An especially unfortunate outcome is that many of the Romanians that preach against migration are themselves migrants. In the last quarter-century, it was Romanians who were vilified and discriminated against in the West — just recently, far-right activists in Northern Ireland set fire to the houses of Romanian immigrants. Of course, this didn’t stop Simion from participating in Tommy Robinson’s  far-right rally against migration in London on September 13.

It’s not the first time that old-time migrants turn against newcomers. Wanting to prove themselves as “assimilated,” they try in vain to become more British than the Brits, more German than the Germans, and so on. Fortunately, not all fall for this trap: 68 percent of Romanians see migrants as a boost for the economy, rather than a threat, according to a 2024 survey. Still, there’s nothing to stop the far right winning the same victories it has elsewhere in Europe.
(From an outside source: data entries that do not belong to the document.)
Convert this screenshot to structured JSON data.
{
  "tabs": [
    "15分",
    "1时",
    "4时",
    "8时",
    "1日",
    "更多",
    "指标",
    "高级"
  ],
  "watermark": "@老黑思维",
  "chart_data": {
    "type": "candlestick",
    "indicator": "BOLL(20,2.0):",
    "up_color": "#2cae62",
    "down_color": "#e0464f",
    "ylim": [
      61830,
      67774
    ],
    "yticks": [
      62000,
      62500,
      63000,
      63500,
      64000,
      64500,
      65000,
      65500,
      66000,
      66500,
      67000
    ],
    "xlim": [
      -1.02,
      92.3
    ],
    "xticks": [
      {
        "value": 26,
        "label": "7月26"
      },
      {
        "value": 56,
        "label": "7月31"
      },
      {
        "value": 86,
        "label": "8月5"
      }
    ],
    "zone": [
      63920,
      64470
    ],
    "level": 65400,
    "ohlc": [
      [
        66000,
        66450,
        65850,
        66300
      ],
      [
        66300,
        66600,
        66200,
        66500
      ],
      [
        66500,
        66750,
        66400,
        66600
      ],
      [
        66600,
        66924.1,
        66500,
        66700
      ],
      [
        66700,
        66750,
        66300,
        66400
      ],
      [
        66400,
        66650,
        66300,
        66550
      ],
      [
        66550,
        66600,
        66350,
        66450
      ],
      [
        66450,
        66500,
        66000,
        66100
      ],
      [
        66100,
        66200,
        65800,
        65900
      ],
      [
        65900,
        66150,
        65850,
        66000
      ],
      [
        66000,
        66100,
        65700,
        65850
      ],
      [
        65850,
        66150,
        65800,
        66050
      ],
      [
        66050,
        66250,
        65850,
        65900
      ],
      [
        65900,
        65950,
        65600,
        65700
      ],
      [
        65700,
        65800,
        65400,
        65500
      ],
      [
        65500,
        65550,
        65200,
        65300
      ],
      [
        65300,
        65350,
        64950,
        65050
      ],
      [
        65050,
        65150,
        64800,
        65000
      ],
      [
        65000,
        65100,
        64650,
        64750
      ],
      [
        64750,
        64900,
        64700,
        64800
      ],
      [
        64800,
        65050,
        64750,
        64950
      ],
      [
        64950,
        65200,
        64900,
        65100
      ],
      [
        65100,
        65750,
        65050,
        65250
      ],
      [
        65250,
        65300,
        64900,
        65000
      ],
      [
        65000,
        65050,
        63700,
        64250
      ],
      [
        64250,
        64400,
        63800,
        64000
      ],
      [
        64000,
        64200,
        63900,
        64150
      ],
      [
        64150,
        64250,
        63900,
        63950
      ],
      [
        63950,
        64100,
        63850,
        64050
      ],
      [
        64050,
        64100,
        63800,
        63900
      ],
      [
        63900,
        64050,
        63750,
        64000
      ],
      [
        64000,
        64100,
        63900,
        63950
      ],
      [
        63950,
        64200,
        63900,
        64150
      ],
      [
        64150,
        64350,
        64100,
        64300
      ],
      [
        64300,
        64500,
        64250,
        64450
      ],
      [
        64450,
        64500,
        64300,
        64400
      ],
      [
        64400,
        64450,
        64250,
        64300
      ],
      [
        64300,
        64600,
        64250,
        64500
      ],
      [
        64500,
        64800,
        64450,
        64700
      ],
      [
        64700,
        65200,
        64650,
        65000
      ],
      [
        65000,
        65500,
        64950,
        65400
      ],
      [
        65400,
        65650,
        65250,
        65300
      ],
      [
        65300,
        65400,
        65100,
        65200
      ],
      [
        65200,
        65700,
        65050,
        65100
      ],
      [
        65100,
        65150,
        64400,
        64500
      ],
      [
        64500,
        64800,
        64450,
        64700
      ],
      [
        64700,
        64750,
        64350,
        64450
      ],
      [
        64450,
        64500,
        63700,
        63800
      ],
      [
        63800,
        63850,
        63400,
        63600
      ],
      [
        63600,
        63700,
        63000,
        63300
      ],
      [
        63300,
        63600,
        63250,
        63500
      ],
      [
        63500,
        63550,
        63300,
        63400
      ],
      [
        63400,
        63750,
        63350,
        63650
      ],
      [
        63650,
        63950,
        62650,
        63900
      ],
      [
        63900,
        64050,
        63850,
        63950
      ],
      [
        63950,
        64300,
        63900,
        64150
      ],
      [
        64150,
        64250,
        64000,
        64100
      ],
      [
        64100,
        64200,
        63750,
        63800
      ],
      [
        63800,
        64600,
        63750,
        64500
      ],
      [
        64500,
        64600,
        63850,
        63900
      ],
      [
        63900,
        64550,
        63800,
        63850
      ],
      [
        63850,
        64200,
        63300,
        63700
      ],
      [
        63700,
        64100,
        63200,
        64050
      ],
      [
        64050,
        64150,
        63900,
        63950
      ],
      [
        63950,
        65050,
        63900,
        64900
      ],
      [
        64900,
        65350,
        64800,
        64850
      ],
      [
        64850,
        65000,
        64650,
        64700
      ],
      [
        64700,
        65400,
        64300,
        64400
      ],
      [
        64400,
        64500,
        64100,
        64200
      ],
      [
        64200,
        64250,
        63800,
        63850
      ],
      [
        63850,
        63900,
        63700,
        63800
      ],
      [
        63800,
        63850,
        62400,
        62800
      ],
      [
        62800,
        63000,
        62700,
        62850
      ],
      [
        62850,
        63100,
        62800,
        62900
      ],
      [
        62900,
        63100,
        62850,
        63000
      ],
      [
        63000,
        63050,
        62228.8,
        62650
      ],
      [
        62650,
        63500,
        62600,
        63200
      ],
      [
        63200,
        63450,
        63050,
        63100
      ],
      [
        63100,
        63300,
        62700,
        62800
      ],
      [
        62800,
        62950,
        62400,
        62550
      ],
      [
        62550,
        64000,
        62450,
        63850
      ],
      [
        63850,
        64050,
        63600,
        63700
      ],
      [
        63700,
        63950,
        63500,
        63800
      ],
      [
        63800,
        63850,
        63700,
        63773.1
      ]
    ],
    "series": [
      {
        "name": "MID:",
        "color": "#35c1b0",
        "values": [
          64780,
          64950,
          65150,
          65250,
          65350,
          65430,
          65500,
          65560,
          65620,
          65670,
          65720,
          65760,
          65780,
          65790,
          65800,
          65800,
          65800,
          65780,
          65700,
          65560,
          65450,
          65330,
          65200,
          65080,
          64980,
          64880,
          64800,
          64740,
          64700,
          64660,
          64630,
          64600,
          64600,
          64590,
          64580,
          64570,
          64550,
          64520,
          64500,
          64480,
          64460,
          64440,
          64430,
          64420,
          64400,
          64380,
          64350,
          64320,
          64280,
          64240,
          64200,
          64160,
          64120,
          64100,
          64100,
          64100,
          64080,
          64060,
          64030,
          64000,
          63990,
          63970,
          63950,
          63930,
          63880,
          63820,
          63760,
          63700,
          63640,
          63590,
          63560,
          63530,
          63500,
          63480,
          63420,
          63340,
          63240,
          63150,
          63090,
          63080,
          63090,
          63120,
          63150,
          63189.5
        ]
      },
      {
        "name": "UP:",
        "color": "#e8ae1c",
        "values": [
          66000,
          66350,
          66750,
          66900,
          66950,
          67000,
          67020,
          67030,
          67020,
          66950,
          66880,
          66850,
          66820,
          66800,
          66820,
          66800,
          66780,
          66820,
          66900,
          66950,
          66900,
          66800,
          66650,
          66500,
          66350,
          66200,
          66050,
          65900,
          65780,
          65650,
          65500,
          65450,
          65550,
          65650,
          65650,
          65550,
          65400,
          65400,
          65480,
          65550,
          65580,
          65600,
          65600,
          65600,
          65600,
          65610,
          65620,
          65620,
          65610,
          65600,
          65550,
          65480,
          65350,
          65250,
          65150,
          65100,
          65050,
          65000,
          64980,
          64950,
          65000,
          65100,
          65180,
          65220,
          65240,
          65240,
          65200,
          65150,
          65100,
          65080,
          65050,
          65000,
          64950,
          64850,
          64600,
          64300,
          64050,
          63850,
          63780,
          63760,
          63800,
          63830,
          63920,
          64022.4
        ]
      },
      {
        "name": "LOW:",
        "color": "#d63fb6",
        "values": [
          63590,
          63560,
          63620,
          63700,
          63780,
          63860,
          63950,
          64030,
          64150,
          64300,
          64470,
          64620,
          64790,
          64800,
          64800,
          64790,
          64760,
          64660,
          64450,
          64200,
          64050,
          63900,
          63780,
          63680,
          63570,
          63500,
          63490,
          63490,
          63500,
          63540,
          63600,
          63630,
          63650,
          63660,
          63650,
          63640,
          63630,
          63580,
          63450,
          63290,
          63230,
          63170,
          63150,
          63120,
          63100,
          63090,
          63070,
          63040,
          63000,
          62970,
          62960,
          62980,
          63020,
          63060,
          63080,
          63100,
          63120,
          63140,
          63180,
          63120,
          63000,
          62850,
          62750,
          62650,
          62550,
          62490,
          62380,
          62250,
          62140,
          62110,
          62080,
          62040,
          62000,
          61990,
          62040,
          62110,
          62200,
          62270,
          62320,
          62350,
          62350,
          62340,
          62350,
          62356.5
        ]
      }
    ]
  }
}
Many in the Romanian diaspora today support far-right parties — both in Romania and in their new home countries — and adopt their narratives. Claus, for example, is a middle-aged Romanian based in Gloucestershire who regularly posts videos on TikTok about how Britain is being taken over by migrants. He only means dark-skinned, non-Europeans, of course.

The approach of the liberal establishment everywhere in Europe has proven fundamentally flawed. At best, it offers nothing more than feel-good slogans. But without addressing structural causes and capitalism, it only lays the ground for extremism to flourish. At worst, it adopts the discourse and methods of the far right, as we have seen with Keir Starmer, Olaf Scholz, and Emmanuel Macron.

What we need, in Romania and elsewhere, is a new wave of socialist movements, the only way to defeat the rise of the fascist tide. It must be one that moves away from the trap of culture wars and speaks bluntly about the class war. When looking at migrants, many Romanians see a reflection of their own condition when working abroad. “They come here for better wages the same as we did. As our relatives still do,” some of them say. This shows that there is always a form of residual class consciousness, even if it’s from instinct alone. What it needs is political representation.